После своей первой поездки в Советский Союз в 1973 году я стала на вопрос «Как ты себя чувствуешь?» отвечать: «Нормально»; мать смеялась, поскольку для нее это слово имело психологические коннотации – возможно, потому, что ее язык был сформирован поколением конца XIX – начала ХХ века, эпохи повышенного внимания к психопатологии.

* * *

Мы с Аксеновым случайно познакомились в 1973 году на просмотре фильма «Белое солнце пустыни» в Ленинграде. Меня туда привел сценарист Валентин Ежов, с которым он был знаком, – находясь в Ленинграде, Аксенов пришел на него, как на культовый фильм своего поколения. (Он стал моим любимым советским фильмом той эпохи.) Затем мы встречались в Москве, куда я приехала на неделю. Он меня всячески развлекал – показывал город, возил в Переделкино, где мы совершили обязательное паломничество на могилу Пастернака, водил в театр. Это была моя первая Москва, и по счастливой воле случая мне очень повезло с экскурсоводом. Правда, мне казалось, что, знакомя меня с писателями, актерами, художниками, Вася сам был рад похвастаться своей американской гостьей староэмигрантского разлива: в те годы мы были большой редкостью. Запомнились и смешные знакомства. В Переделкине тот же Григорий Поженян, один из авторов «Джина Грина», подавая мне бокал шампанского, уронил в него сардинку, но не смутился: видимо, ему казалось, что сардинка шампанскому не помеха, – правда, он был навеселе. В ресторане ЦДЛ Андрей Вознесенский первым делом спросил меня, курю ли я «травку»[396] – эдакий нарочитый жест в сторону западного шестидесятничества; ему, наверное, хотелось выпендриться (это слово я впервые услышала именно тогда), продемонстрировать свою «хипповость». Вернувшись за свой столик, он продолжил легко узнаваемую «жестикуляцию»: прислал мне розу в бокале шампанского – «блоковскую». Так началось наше знакомство, но дружбы не состоялось: мне он, в общем, не очень нравился.

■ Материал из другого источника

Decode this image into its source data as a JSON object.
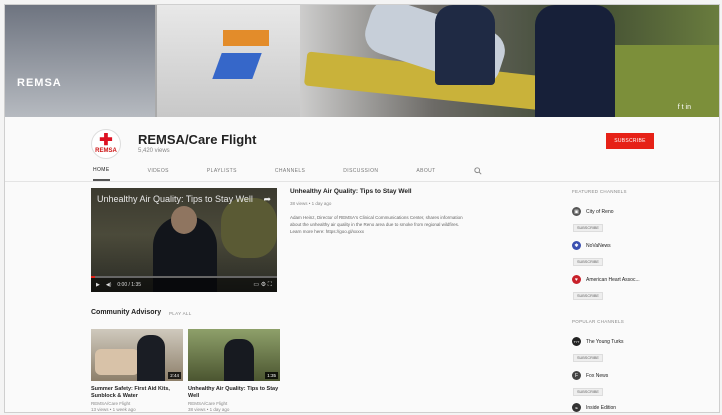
{
  "banner": {
    "vehicle_text": "REMSA",
    "social_text": "f  t  in"
  },
  "channel": {
    "name": "REMSA/Care Flight",
    "subscribers": "5,420 views",
    "logo_text": "REMSA",
    "subscribe_label": "SUBSCRIBE"
  },
  "tabs": [
    {
      "label": "Home",
      "active": true
    },
    {
      "label": "Videos",
      "active": false
    },
    {
      "label": "Playlists",
      "active": false
    },
    {
      "label": "Channels",
      "active": false
    },
    {
      "label": "Discussion",
      "active": false
    },
    {
      "label": "About",
      "active": false
    }
  ],
  "featured_video": {
    "overlay_title": "Unhealthy Air Quality: Tips to Stay Well",
    "time": "0:00 / 1:35",
    "progress": 0.02,
    "title": "Unhealthy Air Quality: Tips to Stay Well",
    "meta": "38 views • 1 day ago",
    "description": "Adam Heinz, Director of REMSA's Clinical Communications Center, shares information about the unhealthy air quality in the Reno area due to smoke from regional wildfires. Learn more here: https://goo.gl/xxxxx"
  },
  "community": {
    "title": "Community Advisory",
    "play_all": "PLAY ALL",
    "cards": [
      {
        "title": "Summer Safety: First Aid Kits, Sunblock & Water",
        "duration": "2:44",
        "channel": "REMSA/Care Flight",
        "meta": "13 views • 1 week ago"
      },
      {
        "title": "Unhealthy Air Quality: Tips to Stay Well",
        "duration": "1:35",
        "channel": "REMSA/Care Flight",
        "meta": "38 views • 1 day ago"
      }
    ]
  },
  "sidebar": {
    "featured_heading": "Featured Channels",
    "featured": [
      {
        "name": "City of Reno",
        "sub": "SUBSCRIBE",
        "color": "#555555",
        "glyph": "▣"
      },
      {
        "name": "NoVaNews",
        "sub": "SUBSCRIBE",
        "color": "#3a4fb0",
        "glyph": "✱"
      },
      {
        "name": "American Heart Assoc...",
        "sub": "SUBSCRIBE",
        "color": "#c8202a",
        "glyph": "♥"
      }
    ],
    "popular_heading": "Popular Channels",
    "popular": [
      {
        "name": "The Young Turks",
        "sub": "SUBSCRIBE",
        "color": "#222222",
        "glyph": "TYT"
      },
      {
        "name": "Fox News",
        "sub": "SUBSCRIBE",
        "color": "#444444",
        "glyph": "F"
      },
      {
        "name": "Inside Edition",
        "sub": "",
        "color": "#333333",
        "glyph": "IE"
      }
    ]
  }
}
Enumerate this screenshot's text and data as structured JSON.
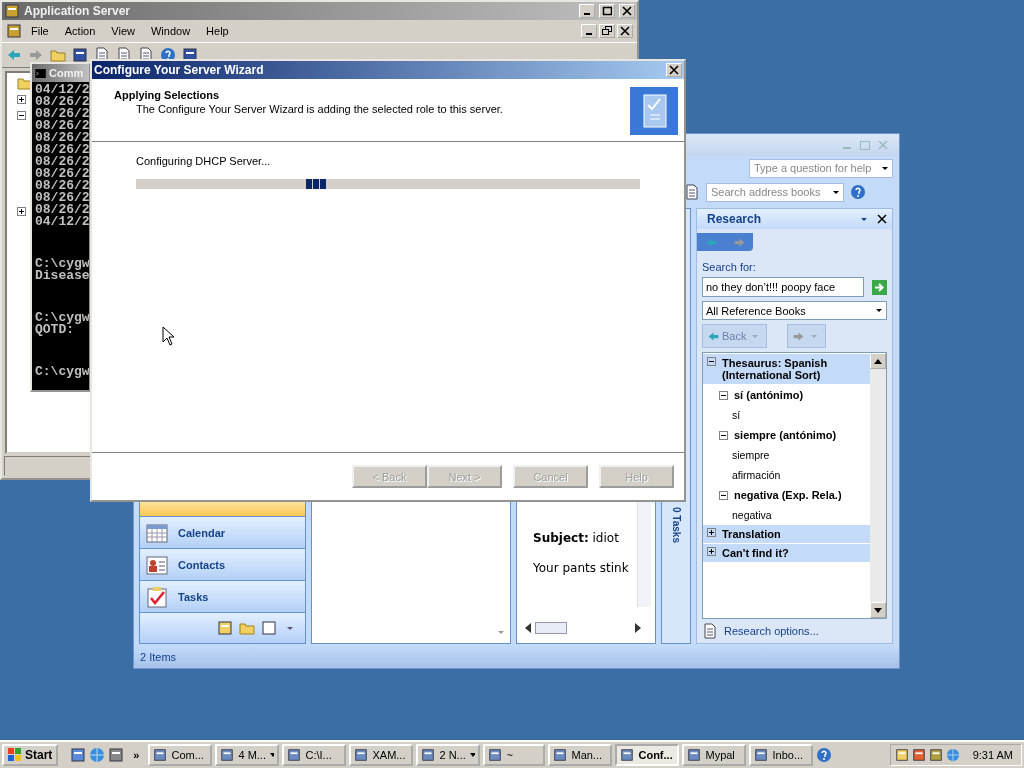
{
  "app_server": {
    "title": "Application Server",
    "menu": [
      "File",
      "Action",
      "View",
      "Window",
      "Help"
    ],
    "tree": [
      {
        "expanded": false
      },
      {
        "expanded": true
      },
      {
        "expanded": false
      }
    ]
  },
  "console": {
    "title": "Comm",
    "blocks": [
      [
        "04/12/2",
        "08/26/2",
        "08/26/2",
        "08/26/2",
        "08/26/2",
        "08/26/2",
        "08/26/2",
        "08/26/2",
        "08/26/2",
        "08/26/2",
        "08/26/2",
        "04/12/2"
      ],
      [
        "C:\\cygw",
        "Disease"
      ],
      [
        "C:\\cygw",
        "QOTD:"
      ],
      [
        "C:\\cygw"
      ]
    ]
  },
  "outlook": {
    "help_placeholder": "Type a question for help",
    "address_placeholder": "Search address books",
    "nav_items": [
      {
        "selected": true
      },
      {
        "label": "Calendar",
        "selected": false,
        "kind": "calendar"
      },
      {
        "label": "Contacts",
        "selected": false,
        "kind": "contacts"
      },
      {
        "label": "Tasks",
        "selected": false,
        "kind": "tasks"
      }
    ],
    "reading_pane": {
      "subject": "**Subject:** idiot",
      "body": "Your pants stink"
    },
    "todo_bar": "0 Tasks",
    "status": "2 Items",
    "research": {
      "title": "Research",
      "search_label": "Search for:",
      "search_value": "no they don’t!!! poopy face",
      "source": "All Reference Books",
      "back_label": "Back",
      "back_disabled": true,
      "results": [
        {
          "label": "Thesaurus: Spanish (International Sort)",
          "expanded": true,
          "children": [
            {
              "label": "sí (antónimo)",
              "expanded": true,
              "children": [
                {
                  "label": "sí"
                }
              ]
            },
            {
              "label": "siempre (antónimo)",
              "expanded": true,
              "children": [
                {
                  "label": "siempre"
                },
                {
                  "label": "afirmación"
                }
              ]
            },
            {
              "label": "negativa (Exp. Rela.)",
              "expanded": true,
              "children": [
                {
                  "label": "negativa"
                }
              ]
            }
          ]
        },
        {
          "label": "Translation",
          "expanded": false
        },
        {
          "label": "Can't find it?",
          "expanded": false
        }
      ],
      "options_link": "Research options..."
    }
  },
  "wizard": {
    "title": "Configure Your Server Wizard",
    "heading": "Applying Selections",
    "subtitle": "The Configure Your Server Wizard is adding the selected role to this server.",
    "status": "Configuring DHCP Server...",
    "buttons": [
      {
        "label": "< Back",
        "disabled": true
      },
      {
        "label": "Next >",
        "disabled": true
      },
      {
        "label": "Cancel",
        "disabled": true
      },
      {
        "label": "Help",
        "disabled": true
      }
    ]
  },
  "taskbar": {
    "start": "Start",
    "more": "»",
    "buttons": [
      {
        "label": "Com...",
        "selected": false
      },
      {
        "label": "4 M...",
        "selected": false,
        "grouped": true
      },
      {
        "label": "C:\\I...",
        "selected": false
      },
      {
        "label": "XAM...",
        "selected": false
      },
      {
        "label": "2 N...",
        "selected": false,
        "grouped": true
      },
      {
        "label": "~",
        "selected": false
      },
      {
        "label": "Man...",
        "selected": false
      },
      {
        "label": "Conf...",
        "selected": true
      },
      {
        "label": "Mypal",
        "selected": false
      },
      {
        "label": "Inbo...",
        "selected": false
      }
    ],
    "clock": "9:31 AM"
  }
}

Когда через несколько лет Вознесенский выступал в Лос-Анджелесе, ему очень хотелось встретиться с кумиром моей юности Бобом Диланом[397], которого он ранее приглашал в Москву[398]. Встреча состоялась в ресторане на берегу океана, но Дилан был в плохой форме и вел себя параноидально – то боялся, что его узнают, то, наоборот, именно этого и хотел. Последний раз я виделась с Вознесенским в начале 1990-х: мы с замечательным поэтом Алексеем Парщиковым ездили к нему на дачу в Переделкино. Теперь ни того ни другого нет в живых. Умер Аксенов. Нет Булата Окуджавы и Беллы Ахмадулиной. Давным-давно кончились мои 1970-е, в которых российские шестидесятники оставили неизгладимый след.

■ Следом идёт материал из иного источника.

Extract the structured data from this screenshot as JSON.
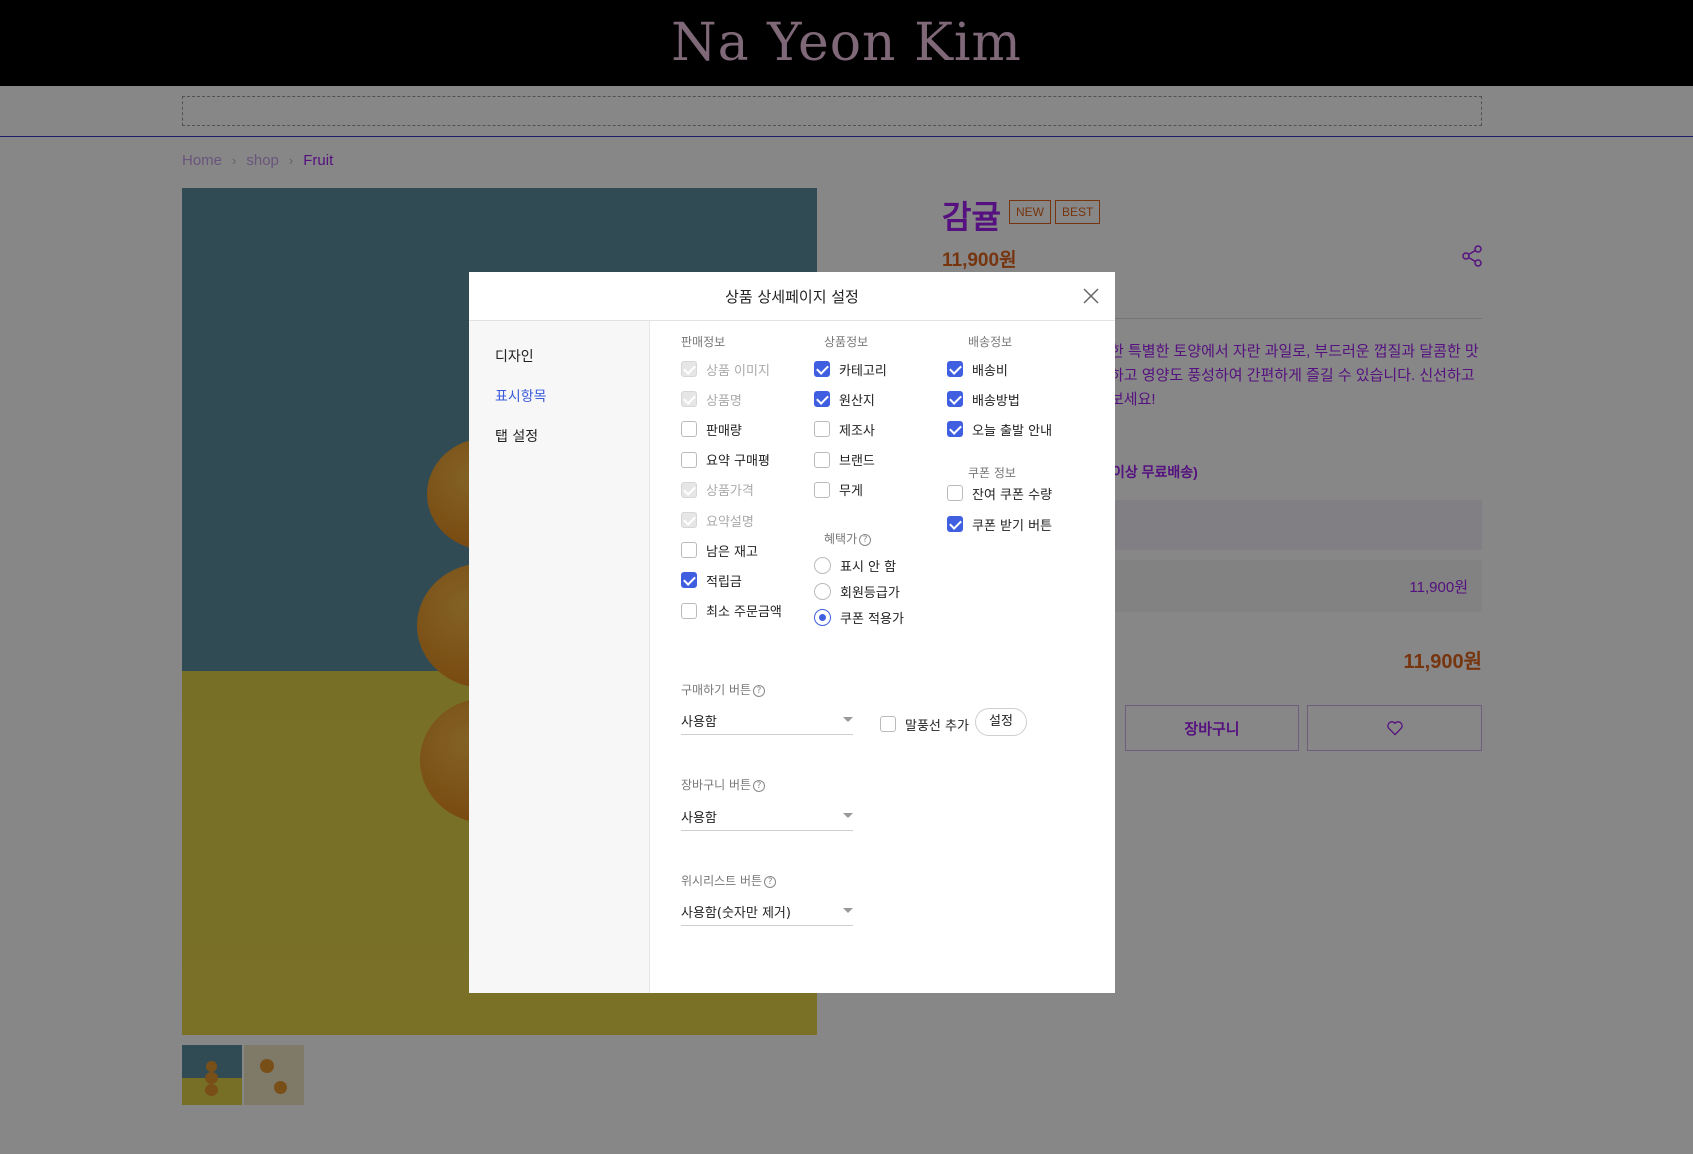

Ярким воспоминанием о первой Москве остался нашумевший спектакль Георгия Товстоногова «Балалайкин и компания» в театре «Современник». Главную роль исполнял Олег Табаков, с которым Аксенов меня тоже познакомил. «Балалайкин и компания» шел поздней осенью 1973 года, вскоре после окончания войны Судного дня. В обществе был очередной разгул «эзоповщины» и того, что в литературной критике называется «overinterpretation»: так, например, в одной реплике «Балалайкина и компании» зрители услышали отсылку к Моше Даяну[399].

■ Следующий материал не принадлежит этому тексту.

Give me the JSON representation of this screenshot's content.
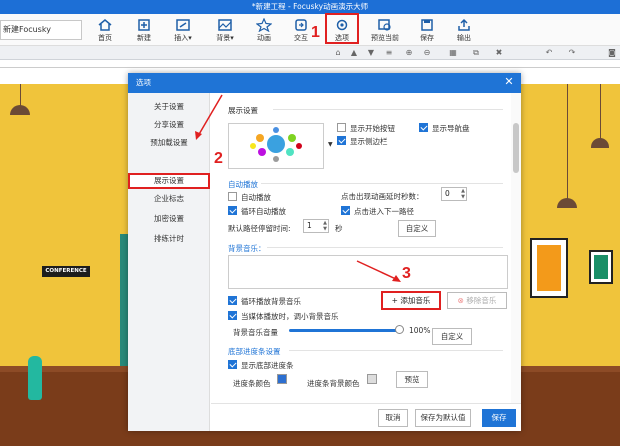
{
  "window": {
    "title": "*新建工程 - Focusky动画演示大师"
  },
  "ribbon": {
    "doc_name": "新建Focusky",
    "buttons": [
      {
        "label": "首页"
      },
      {
        "label": "新建"
      },
      {
        "label": "插入▾"
      },
      {
        "label": "背景▾"
      },
      {
        "label": "动画"
      },
      {
        "label": "交互"
      },
      {
        "label": "选项"
      },
      {
        "label": "预览当前"
      },
      {
        "label": "保存"
      },
      {
        "label": "输出"
      }
    ]
  },
  "annotations": {
    "step1": "1",
    "step2": "2",
    "step3": "3"
  },
  "scene": {
    "sign": "CONFERENCE"
  },
  "dialog": {
    "title": "选项",
    "sidebar": [
      "关于设置",
      "分享设置",
      "预加载设置",
      "展示设置",
      "企业标志",
      "加密设置",
      "排练计时"
    ],
    "selected": "展示设置",
    "display_section": "展示设置",
    "checkboxes_top": [
      {
        "label": "显示开始按钮",
        "checked": false
      },
      {
        "label": "显示导航盘",
        "checked": true
      },
      {
        "label": "显示侧边栏",
        "checked": true
      }
    ],
    "autoplay": {
      "title": "自动播放",
      "auto": {
        "label": "自动播放",
        "checked": false
      },
      "loop": {
        "label": "循环自动播放",
        "checked": true
      },
      "click_delay_label": "点击出现动画延时秒数：",
      "click_delay_value": "0",
      "click_next": {
        "label": "点击进入下一路径",
        "checked": true
      },
      "default_stay_label": "默认路径停留时间:",
      "default_stay_value": "1",
      "default_stay_unit": "秒",
      "custom_label": "自定义"
    },
    "bgmusic": {
      "title": "背景音乐：",
      "loop": {
        "label": "循环播放背景音乐",
        "checked": true
      },
      "reduce": {
        "label": "当媒体播放时，调小背景音乐",
        "checked": true
      },
      "add_label": "添加音乐",
      "remove_label": "移除音乐",
      "volume_label": "背景音乐音量",
      "volume_value": "100%",
      "volume_fraction": 1.0,
      "custom_label": "自定义"
    },
    "progress": {
      "title": "底部进度条设置",
      "show": {
        "label": "显示底部进度条",
        "checked": true
      },
      "color_label": "进度条颜色",
      "bg_color_label": "进度条背景颜色",
      "preview_label": "预览"
    },
    "footer": {
      "cancel": "取消",
      "save_default": "保存为默认值",
      "save": "保存"
    }
  }
}
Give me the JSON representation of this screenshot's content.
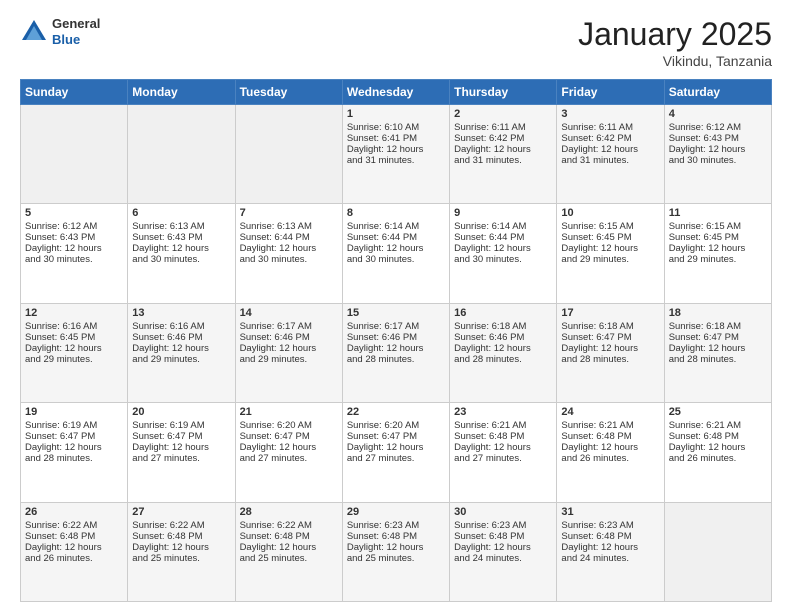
{
  "logo": {
    "general": "General",
    "blue": "Blue"
  },
  "header": {
    "title": "January 2025",
    "location": "Vikindu, Tanzania"
  },
  "weekdays": [
    "Sunday",
    "Monday",
    "Tuesday",
    "Wednesday",
    "Thursday",
    "Friday",
    "Saturday"
  ],
  "weeks": [
    [
      {
        "day": "",
        "info": ""
      },
      {
        "day": "",
        "info": ""
      },
      {
        "day": "",
        "info": ""
      },
      {
        "day": "1",
        "info": "Sunrise: 6:10 AM\nSunset: 6:41 PM\nDaylight: 12 hours\nand 31 minutes."
      },
      {
        "day": "2",
        "info": "Sunrise: 6:11 AM\nSunset: 6:42 PM\nDaylight: 12 hours\nand 31 minutes."
      },
      {
        "day": "3",
        "info": "Sunrise: 6:11 AM\nSunset: 6:42 PM\nDaylight: 12 hours\nand 31 minutes."
      },
      {
        "day": "4",
        "info": "Sunrise: 6:12 AM\nSunset: 6:43 PM\nDaylight: 12 hours\nand 30 minutes."
      }
    ],
    [
      {
        "day": "5",
        "info": "Sunrise: 6:12 AM\nSunset: 6:43 PM\nDaylight: 12 hours\nand 30 minutes."
      },
      {
        "day": "6",
        "info": "Sunrise: 6:13 AM\nSunset: 6:43 PM\nDaylight: 12 hours\nand 30 minutes."
      },
      {
        "day": "7",
        "info": "Sunrise: 6:13 AM\nSunset: 6:44 PM\nDaylight: 12 hours\nand 30 minutes."
      },
      {
        "day": "8",
        "info": "Sunrise: 6:14 AM\nSunset: 6:44 PM\nDaylight: 12 hours\nand 30 minutes."
      },
      {
        "day": "9",
        "info": "Sunrise: 6:14 AM\nSunset: 6:44 PM\nDaylight: 12 hours\nand 30 minutes."
      },
      {
        "day": "10",
        "info": "Sunrise: 6:15 AM\nSunset: 6:45 PM\nDaylight: 12 hours\nand 29 minutes."
      },
      {
        "day": "11",
        "info": "Sunrise: 6:15 AM\nSunset: 6:45 PM\nDaylight: 12 hours\nand 29 minutes."
      }
    ],
    [
      {
        "day": "12",
        "info": "Sunrise: 6:16 AM\nSunset: 6:45 PM\nDaylight: 12 hours\nand 29 minutes."
      },
      {
        "day": "13",
        "info": "Sunrise: 6:16 AM\nSunset: 6:46 PM\nDaylight: 12 hours\nand 29 minutes."
      },
      {
        "day": "14",
        "info": "Sunrise: 6:17 AM\nSunset: 6:46 PM\nDaylight: 12 hours\nand 29 minutes."
      },
      {
        "day": "15",
        "info": "Sunrise: 6:17 AM\nSunset: 6:46 PM\nDaylight: 12 hours\nand 28 minutes."
      },
      {
        "day": "16",
        "info": "Sunrise: 6:18 AM\nSunset: 6:46 PM\nDaylight: 12 hours\nand 28 minutes."
      },
      {
        "day": "17",
        "info": "Sunrise: 6:18 AM\nSunset: 6:47 PM\nDaylight: 12 hours\nand 28 minutes."
      },
      {
        "day": "18",
        "info": "Sunrise: 6:18 AM\nSunset: 6:47 PM\nDaylight: 12 hours\nand 28 minutes."
      }
    ],
    [
      {
        "day": "19",
        "info": "Sunrise: 6:19 AM\nSunset: 6:47 PM\nDaylight: 12 hours\nand 28 minutes."
      },
      {
        "day": "20",
        "info": "Sunrise: 6:19 AM\nSunset: 6:47 PM\nDaylight: 12 hours\nand 27 minutes."
      },
      {
        "day": "21",
        "info": "Sunrise: 6:20 AM\nSunset: 6:47 PM\nDaylight: 12 hours\nand 27 minutes."
      },
      {
        "day": "22",
        "info": "Sunrise: 6:20 AM\nSunset: 6:47 PM\nDaylight: 12 hours\nand 27 minutes."
      },
      {
        "day": "23",
        "info": "Sunrise: 6:21 AM\nSunset: 6:48 PM\nDaylight: 12 hours\nand 27 minutes."
      },
      {
        "day": "24",
        "info": "Sunrise: 6:21 AM\nSunset: 6:48 PM\nDaylight: 12 hours\nand 26 minutes."
      },
      {
        "day": "25",
        "info": "Sunrise: 6:21 AM\nSunset: 6:48 PM\nDaylight: 12 hours\nand 26 minutes."
      }
    ],
    [
      {
        "day": "26",
        "info": "Sunrise: 6:22 AM\nSunset: 6:48 PM\nDaylight: 12 hours\nand 26 minutes."
      },
      {
        "day": "27",
        "info": "Sunrise: 6:22 AM\nSunset: 6:48 PM\nDaylight: 12 hours\nand 25 minutes."
      },
      {
        "day": "28",
        "info": "Sunrise: 6:22 AM\nSunset: 6:48 PM\nDaylight: 12 hours\nand 25 minutes."
      },
      {
        "day": "29",
        "info": "Sunrise: 6:23 AM\nSunset: 6:48 PM\nDaylight: 12 hours\nand 25 minutes."
      },
      {
        "day": "30",
        "info": "Sunrise: 6:23 AM\nSunset: 6:48 PM\nDaylight: 12 hours\nand 24 minutes."
      },
      {
        "day": "31",
        "info": "Sunrise: 6:23 AM\nSunset: 6:48 PM\nDaylight: 12 hours\nand 24 minutes."
      },
      {
        "day": "",
        "info": ""
      }
    ]
  ]
}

Сугубо советский писатель Сергей Михалков скомпоновал эту пьесу из отрывков «Современной идиллии» Салтыкова-Щедрина. Аксенов объяснил мне, что Михалков, сам того не сознавая, написал пьесу, в которой сатирически изображенные 1870-е годы вполне соответствовали брежневским 1970-м, и радовался успеху у либеральной интеллигенции. Может быть, лукавый Михалков все и сознавал. Интеллигенция также увидела в «Балалайкине…» отражение усилившейся слежки за ней и краха шестидесятнических надежд. Пьеса считалась смелой; это была эпоха лагерных сроков (еще не вышли на свободу Синявский и Даниэль) и преследования Солженицына, в травле которых Михалков участвовал. Солженицына выслали из Союза буквально два с половиной месяца спустя. Меня поразил размер заголовка статьи о его высылке на первой странице лос-анджелесской газеты – такого большого я не видела ни до, ни после.

В Москве я узнала, что у моего мужа Владимира возобновился рак легких, и срочно улетела домой. Милый Вася мне тогда очень помог. Когда мы прощались в Шереметьеве, он подарил мне серебряный рубль с изображением Николая II и сказал: «В следующий раз – в Иерусалиме». Владимир умер через полгода. Справиться с постигшим меня горем мне помогло среди прочего новое осознание своей русскости под влиянием первой и последующих поездок в Советский Союз: знакомые оттуда оказались мне во многом ближе, чем староэмигрантские.

* * *

В 1975 году я уговорила профессора Дина Ворта, заведовавшего кафедрой славистики в UCLA, пригласить Аксенова, и после долгих мытарств в Союзе писателей ему удалось получить разрешение на выезд. Свое пребывание в Лос-Анджелесе он описал в «Круглых сутках нон-стоп», которые были напечатаны в «Новом мире». В них есть и наши поездки в Лас-Вегас и Национальный парк «Секвойя» с гигантскими секвойями; в Монтерей по крутой дороге с виражами и ресторан «Непентэ» (напиток, приносящий забвение), висящий над океаном, там, где в 1940-е годы жил Орсон Уэллс; признания в любви писателям, жившим в той части Калифорнии, – Джону Стейнбеку, Генри Миллеру, Джеку Керуаку. В тексте я фигурирую как «Милейшая Калифорнийка»[400].

В «порше» профессора Дина Ворта (1975)

Из «Круглых суток…» во многом и вырос калифорнийский «Остров Крым». Хотя они в основном посвящены красивой жизни калифорнийцев, есть в них и старая эмиграция, изображенная в несколько пародийном ключе, – с ее установкой на монархию и законсервированным русским языком (или же смесью русского с английским вроде «Закрой уиндовку (window). Коулд поймаешь!» (catch a cold, простудишься). Другой вариант этой фразы («Закройте виндовку, а то чилдренята (children) заколдуются!») вызвал незабываемый аксеновский смех, и он положил ее в свою копилку макаронической игры слов. Такое языковое смешение эмигранты называли «San Francisco Russian»; как известно, Аксенов был глубоко неравнодушен к ней. Можно сказать, что – на легкомысленном уровне – смесь русского с английским напоминает конвергенцию.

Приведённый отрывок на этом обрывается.